И тут отрубленная голова нам подмигнула. После чего, как кошмарный колобок, покатилась обратно к своему хозяину, подпрыгивая на ступеньках. Последним прыжком она ловко наделась на торчащий из мумии кровавый ошметок, и я даже, вроде, сквозь молитвенный речитатив услышал скрип, с которым череп навертелся на хребет. По телу настоятеля пробежала словно бы цепная молния, пробиваясь то тут, то там резкими вспышками золотисто-серого цвета. В этот момент солнце решило напоследок посиять, как следует, и даже на удалении мы увидели, как кожа сперва бледнеет, потом розовеет, как округляется костяной лик, как распухают и наливаются алым губы, как мертвенный блеск сменяется светом жизни. Речитатив сменился на восторженные восклицания вразнобой. Настоятель легко вскочил с носилок, сбежал по ступенькам, поднял к небу руки и застыл в лучах — юный, золотистый и, наверное, очень красивый, правда, я в мужской красоте не очень разбираюсь. На вид ему сейчас было лет восемнадцать — не больше.

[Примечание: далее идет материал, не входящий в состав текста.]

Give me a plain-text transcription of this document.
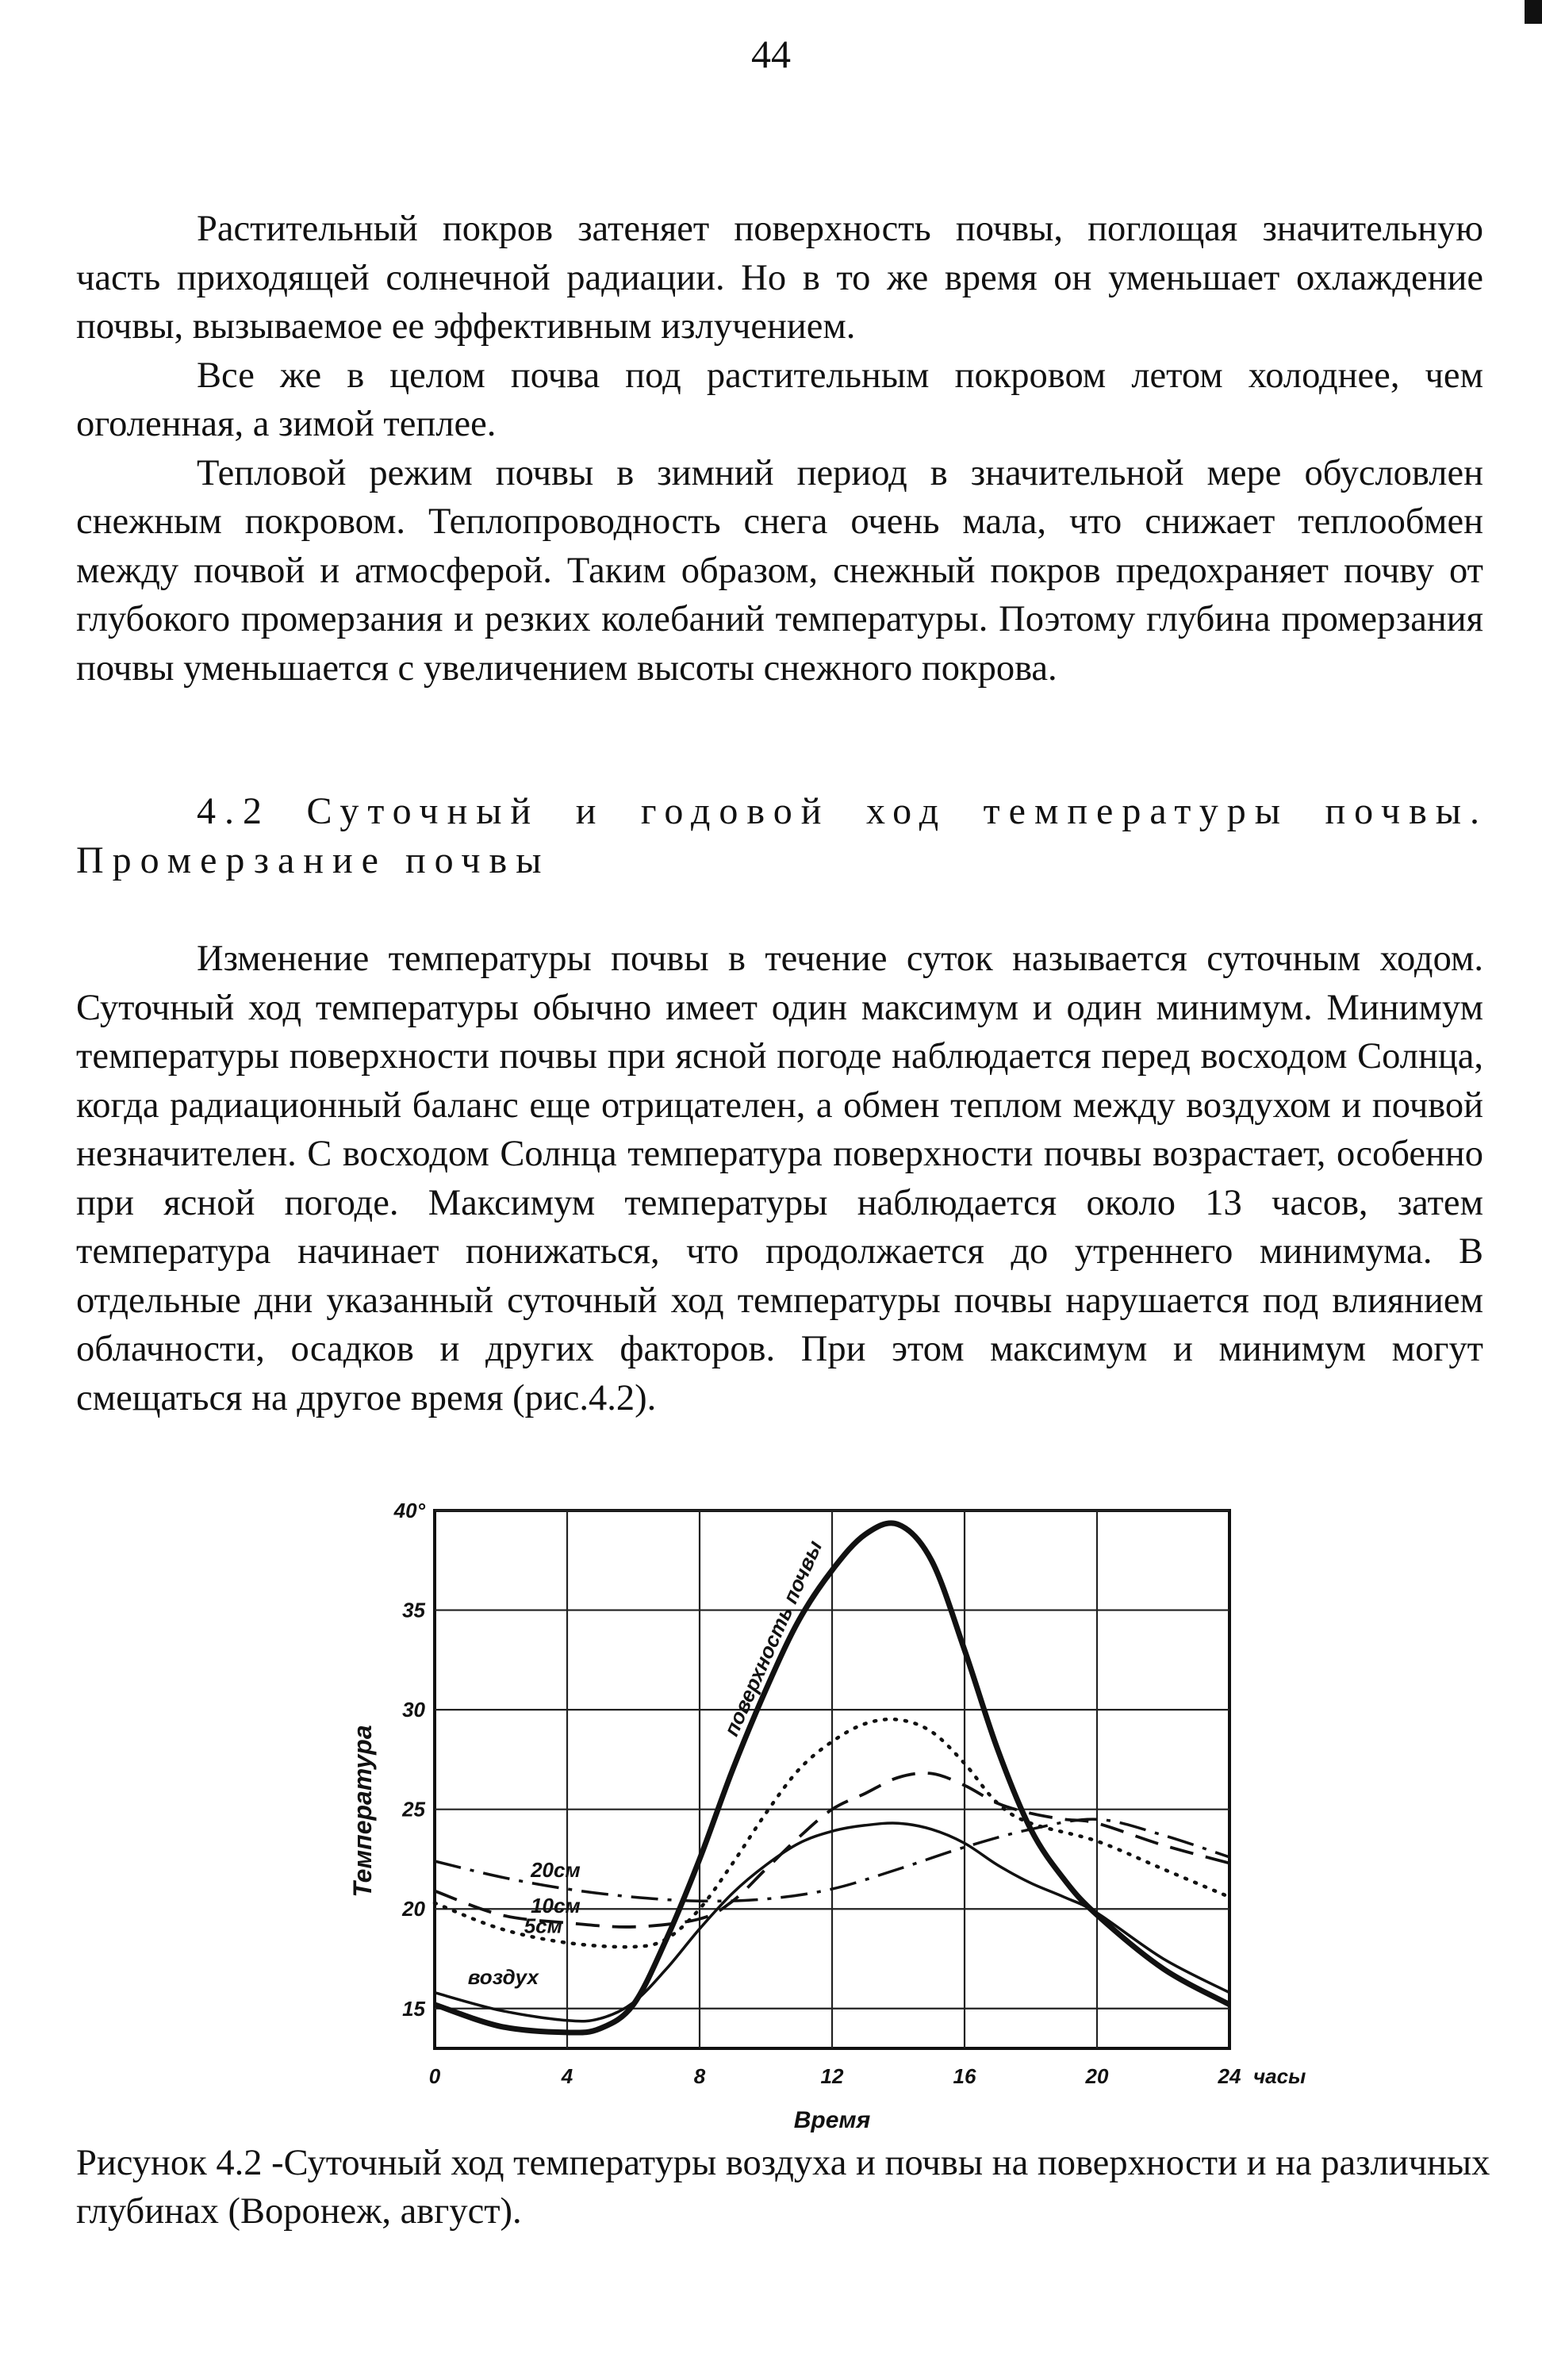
44

Растительный покров затеняет поверхность почвы, поглощая значительную часть приходящей солнечной радиации. Но в то же время он уменьшает охлаждение почвы, вызываемое ее эффективным излучением.

Все же в целом почва под растительным покровом летом холоднее, чем оголенная, а зимой теплее.

Тепловой режим почвы в зимний период в значительной мере обусловлен снежным покровом. Теплопроводность снега очень мала, что снижает теплообмен между почвой и атмосферой. Таким образом, снежный покров предохраняет почву от глубокого промерзания и резких колебаний температуры. Поэтому глубина промерзания почвы уменьшается с увеличением высоты снежного покрова.

4.2 Суточный и годовой ход температуры почвы. Промерзание почвы

Изменение температуры почвы в течение суток называется суточным ходом. Суточный ход температуры обычно имеет один максимум и один минимум. Минимум температуры поверхности почвы при ясной погоде наблюдается перед восходом Солнца, когда радиационный баланс еще отрицателен, а обмен теплом между воздухом и почвой незначителен. С восходом Солнца температура поверхности почвы возрастает, особенно при ясной погоде. Максимум температуры наблюдается около 13 часов, затем температура начинает понижаться, что продолжается до утреннего минимума. В отдельные дни указанный суточный ход температуры почвы нарушается под влиянием облачности, осадков и других факторов. При этом максимум и минимум могут смещаться на другое время (рис.4.2).

15
20
25
30
35
40°
0	4	8	12	16	20	24 часы
Время
Температура
поверхность почвы
воздух
5см
10см
20см
Рисунок 4.2 -Суточный ход температуры воздуха и почвы на поверхности и на различных глубинах (Воронеж, август).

Дети мои, — обратился он к монахам, многие из которых были вполне пожилыми и даже старыми, хотя их лица и расплывались сейчас от младенчески-счастливых улыбок, — дети мои! Велики грехи мои, огромна слабость моя. Любовь к вам и забота о вашем благополучии приковали меня к этому миру тяжелыми оковами. И все же я рад снова видеть и слышать вас, как должно, ибо сожаление о содеянном было бы ничуть не меньшим грехом. Но прежде всего, я должен расплатиться с долгом, который тяготит меня. Пусть те, кто принес мне дар неба, подойдут и зададут мне свой вопрос. Каков бы он ни был — я дам ответ!
Посланцы неба, спотыкаясь и неуклюже переступая через первый ряд монахов, выбрались на площадку, старательно обходя кровяные кляксы, и встали перед настоятелем. Пока Ева довольно сбивчиво и торопливо объясняла, что нам надо, мы пытались приманить поближе Хохена, который, как на грех, слонялся по дальней стороне террасы и плевать хотел на всякие церемонии. Только когда мы отбежали чуть ли не на самый край обрыва, он все-таки соизволил притопать поближе.
— И нам нужно узнать место, где человек, которым когда-то был этот дух, родился в своем…эээ телесном обличии. — наконец закончила сложно формулировать Ева.
Маленький алый рот настоятеля слегка растянулся, кажется, он так улыбался. Наверное, просто порядком отвык это делать.
— Возможно, — продолжила Ева, — в каких-нибудь древних свитках мы можем что-то выяснить. Нам известно, что сейчас его называют Хохен, что жил он очень давно и был то ли царем, то ли князем, а потом он был в заключении у лис…
— Нам не нужны свитки, чтобы узнать истину, — ответил настоятель, — ибо истина перед нами. Приблизься ко мне, несчастный дух!
— Ну, да, — негромко сказал мне Акимыч секунд через десять, — приблизься… конечно… плохо он нашего Хохена знает.